According to a Justice Department spokesman, officials last August completed reviews and notified a first wave of defendants in 23 cases, including 14 death-penalty cases, that FBI examiners “exceeded the limits of science” when they linked hair to crime-scene evidence.
However, concerned that errors were found in the “vast majority” of cases, the FBI restarted the review, grinding the process to a halt, said a government official who was briefed on the process. The Justice Department objected in January, but a standoff went unresolved until this month.
After more than two years, the review will have addressed about 10 percent of the 2,600 questioned convictions and perhaps two-thirds of questioned death-row cases.
The department is notifying defendants about errors in two more death-penalty cases and in 134 non-capital cases over the next month, and will complete evaluations of 98 other cases by early October, including 14 more death-penalty cases.
No crime lab performed more hair examinations for federal and state agencies than the 10-member FBI unit, which testified in cases nationwide involving murder, rape and other violent felonies.
Although FBI policy has stated since at least the 1970s that a hair association cannot be used as positive identification, like fingerprints, agents regularly testified to the near-certainty of matches.
In reality, there is no accepted research on how often hair from different people may appear the same. The FBI now uses visual hair comparison to rule out someone as a possible source of hair or as a screening step before more accurate DNA testing.
This month, the inspector general reported that inattention and foot-dragging by the Justice Department and the FBI led them to ignore warnings 15 years ago that scientifically unsupported and misleading testimony could have come from more than a single hair examiner among agents discredited in a 1997 inspector general’s report on misconduct at the FBI lab.
The report said that as of 1999, Justice Department officials had enough information to review all hair unit cases — not just those of former agent Michael P. Malone, who was identified as the agent making the most frequent exaggerated testimony.
By 2002, Maureen Killion, then director of enforcement operations, had alerted senior criminal division officials to “the specter that the other examiners in the unit” were as sloppy as Malone, the inspector general said.
“This issue has been raised with the FBI but not resolved to date,” Killion wrote to then-Assistant Attorney General Michael Chertoff and his principal deputy, John C. Keeney, in July 2002, the report said.
Twelve years later, the Florida case shows the continued inadequacy of officials’ response.

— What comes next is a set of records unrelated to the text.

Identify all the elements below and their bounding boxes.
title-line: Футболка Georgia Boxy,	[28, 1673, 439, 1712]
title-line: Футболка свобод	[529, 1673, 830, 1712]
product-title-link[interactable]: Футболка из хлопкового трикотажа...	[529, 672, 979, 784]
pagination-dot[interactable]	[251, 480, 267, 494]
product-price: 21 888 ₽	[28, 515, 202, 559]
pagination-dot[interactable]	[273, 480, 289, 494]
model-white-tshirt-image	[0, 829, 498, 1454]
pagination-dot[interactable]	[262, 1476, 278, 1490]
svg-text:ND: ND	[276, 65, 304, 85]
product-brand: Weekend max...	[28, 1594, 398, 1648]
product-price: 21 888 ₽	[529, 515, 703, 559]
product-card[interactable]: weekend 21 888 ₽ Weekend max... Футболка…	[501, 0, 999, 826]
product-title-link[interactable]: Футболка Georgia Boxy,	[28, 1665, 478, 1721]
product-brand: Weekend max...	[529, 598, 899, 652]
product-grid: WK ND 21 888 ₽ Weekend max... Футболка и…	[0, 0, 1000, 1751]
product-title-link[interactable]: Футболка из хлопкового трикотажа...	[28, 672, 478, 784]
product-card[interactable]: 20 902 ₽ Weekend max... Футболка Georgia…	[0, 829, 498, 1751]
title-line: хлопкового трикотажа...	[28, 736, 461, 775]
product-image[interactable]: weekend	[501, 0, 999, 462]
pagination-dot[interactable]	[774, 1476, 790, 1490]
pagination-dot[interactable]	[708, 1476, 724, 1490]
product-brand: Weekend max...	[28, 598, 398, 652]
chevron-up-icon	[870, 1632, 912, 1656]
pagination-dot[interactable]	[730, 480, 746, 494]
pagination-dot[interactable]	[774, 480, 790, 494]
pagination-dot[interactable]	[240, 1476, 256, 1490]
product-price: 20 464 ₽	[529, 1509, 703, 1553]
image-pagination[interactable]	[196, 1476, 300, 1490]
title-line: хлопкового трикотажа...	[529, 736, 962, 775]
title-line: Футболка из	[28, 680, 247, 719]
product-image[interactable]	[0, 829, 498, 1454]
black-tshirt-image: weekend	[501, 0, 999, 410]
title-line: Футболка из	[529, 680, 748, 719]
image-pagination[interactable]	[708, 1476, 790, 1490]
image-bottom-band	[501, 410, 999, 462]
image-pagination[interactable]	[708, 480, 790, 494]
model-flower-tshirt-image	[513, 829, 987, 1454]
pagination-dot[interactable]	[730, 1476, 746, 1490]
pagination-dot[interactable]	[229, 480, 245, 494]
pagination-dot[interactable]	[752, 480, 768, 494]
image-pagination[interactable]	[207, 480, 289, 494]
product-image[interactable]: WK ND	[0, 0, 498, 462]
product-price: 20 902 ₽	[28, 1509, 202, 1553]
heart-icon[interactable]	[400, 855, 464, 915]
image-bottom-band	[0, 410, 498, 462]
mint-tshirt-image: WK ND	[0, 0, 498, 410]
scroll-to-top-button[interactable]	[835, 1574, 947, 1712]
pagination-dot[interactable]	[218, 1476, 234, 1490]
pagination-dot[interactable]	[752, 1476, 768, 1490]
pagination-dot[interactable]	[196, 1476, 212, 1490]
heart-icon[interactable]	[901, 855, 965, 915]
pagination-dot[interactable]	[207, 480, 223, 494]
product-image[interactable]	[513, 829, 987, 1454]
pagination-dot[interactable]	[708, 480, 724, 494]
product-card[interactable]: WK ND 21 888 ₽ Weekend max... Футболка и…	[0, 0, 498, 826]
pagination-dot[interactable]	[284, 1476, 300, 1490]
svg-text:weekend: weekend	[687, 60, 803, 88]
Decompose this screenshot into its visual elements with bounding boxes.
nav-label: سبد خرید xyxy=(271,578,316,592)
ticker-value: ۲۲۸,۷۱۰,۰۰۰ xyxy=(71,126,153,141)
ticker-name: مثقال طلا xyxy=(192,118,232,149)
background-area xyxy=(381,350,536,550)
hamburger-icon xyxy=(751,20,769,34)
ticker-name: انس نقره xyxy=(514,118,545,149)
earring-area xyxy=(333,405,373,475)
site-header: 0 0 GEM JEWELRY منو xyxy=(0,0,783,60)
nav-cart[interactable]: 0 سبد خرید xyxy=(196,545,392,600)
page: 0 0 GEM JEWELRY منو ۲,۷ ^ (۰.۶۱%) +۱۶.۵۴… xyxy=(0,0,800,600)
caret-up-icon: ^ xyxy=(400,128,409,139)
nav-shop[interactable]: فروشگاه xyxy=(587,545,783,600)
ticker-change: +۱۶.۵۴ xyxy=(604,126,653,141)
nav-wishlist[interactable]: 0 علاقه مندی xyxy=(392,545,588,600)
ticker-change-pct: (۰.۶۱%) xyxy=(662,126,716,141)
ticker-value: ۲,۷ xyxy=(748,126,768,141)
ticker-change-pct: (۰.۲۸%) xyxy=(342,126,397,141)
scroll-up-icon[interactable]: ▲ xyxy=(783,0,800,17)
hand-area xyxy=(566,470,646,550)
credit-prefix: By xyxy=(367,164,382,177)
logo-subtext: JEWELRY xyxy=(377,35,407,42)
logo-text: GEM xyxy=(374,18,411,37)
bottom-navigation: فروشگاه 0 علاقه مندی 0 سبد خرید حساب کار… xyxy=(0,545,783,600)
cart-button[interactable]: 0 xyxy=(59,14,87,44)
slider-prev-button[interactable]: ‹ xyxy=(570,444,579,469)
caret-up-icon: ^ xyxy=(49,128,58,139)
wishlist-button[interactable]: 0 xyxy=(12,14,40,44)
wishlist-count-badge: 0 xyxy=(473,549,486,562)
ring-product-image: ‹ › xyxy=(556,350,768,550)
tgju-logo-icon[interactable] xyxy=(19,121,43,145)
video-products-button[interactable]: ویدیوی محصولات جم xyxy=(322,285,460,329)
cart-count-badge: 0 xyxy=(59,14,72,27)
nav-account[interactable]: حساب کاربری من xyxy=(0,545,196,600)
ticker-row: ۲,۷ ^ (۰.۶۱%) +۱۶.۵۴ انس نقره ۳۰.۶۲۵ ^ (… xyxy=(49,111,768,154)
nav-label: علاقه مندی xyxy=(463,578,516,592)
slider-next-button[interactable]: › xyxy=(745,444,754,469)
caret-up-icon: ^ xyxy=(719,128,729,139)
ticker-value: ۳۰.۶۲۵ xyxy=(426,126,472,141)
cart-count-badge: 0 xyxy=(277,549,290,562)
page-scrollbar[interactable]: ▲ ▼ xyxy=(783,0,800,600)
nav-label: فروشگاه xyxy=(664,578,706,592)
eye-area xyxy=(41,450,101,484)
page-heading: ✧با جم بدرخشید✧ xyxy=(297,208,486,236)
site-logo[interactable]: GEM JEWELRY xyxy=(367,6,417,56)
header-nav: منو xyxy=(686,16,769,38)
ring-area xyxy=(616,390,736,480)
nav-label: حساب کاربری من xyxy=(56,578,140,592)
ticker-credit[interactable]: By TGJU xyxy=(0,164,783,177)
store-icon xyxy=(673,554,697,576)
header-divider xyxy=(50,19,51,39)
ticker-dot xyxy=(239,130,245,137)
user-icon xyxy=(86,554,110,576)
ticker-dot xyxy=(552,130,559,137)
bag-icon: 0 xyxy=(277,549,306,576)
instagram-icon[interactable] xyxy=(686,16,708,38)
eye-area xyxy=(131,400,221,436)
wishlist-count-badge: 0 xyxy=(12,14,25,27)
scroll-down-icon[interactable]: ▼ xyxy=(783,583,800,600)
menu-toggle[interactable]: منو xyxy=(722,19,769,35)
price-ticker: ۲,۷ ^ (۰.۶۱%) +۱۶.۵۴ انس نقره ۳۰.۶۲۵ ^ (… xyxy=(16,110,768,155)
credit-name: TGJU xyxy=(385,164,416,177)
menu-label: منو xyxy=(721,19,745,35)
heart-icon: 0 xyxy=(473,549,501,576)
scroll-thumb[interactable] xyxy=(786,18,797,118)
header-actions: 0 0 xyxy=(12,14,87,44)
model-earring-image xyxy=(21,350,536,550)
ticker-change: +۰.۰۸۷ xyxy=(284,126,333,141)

Duckett, then a rookie police officer in Mascotte, Fla., was convicted of raping and strangling Teresa McAbee, 11, and dumping her into a lake in 1987.
After a state police examiner was unable to match pubic hair found in the victim’s underwear, prosecutors went to Malone, who testified at trial that there was a “high degree of probability” that the hair came from Duckett.
Such testimony is scientifically invalid, according to the parameters of the current FBI review, because it claims to associate a hair with a single person “to the exclusion of all others.”
The Florida court denied Duckett’s request for a new hearing on Malone’s hair match. The court noted that there was other evidence of Duckett’s guilt and that the FBI had not entirely abandoned visual hair comparison.
Duckett attorney Mary Elizabeth Wells confirmed this week that Duckett’s case was under the FBI’s review. Both Wells and Whitney Ray, a spokeswoman for Florida Attorney General Pam Bondi, said Thursday that parties had not been notified of results, but they otherwise declined to comment.
Duckett’s case was eligible for the 1996 review as a Malone case but was omitted, even though the inspector general stated that “it was important to the integrity of the justice system” that all of Malone’s death-penalty cases be immediately reviewed.
The Justice Department declined to comment on the omission.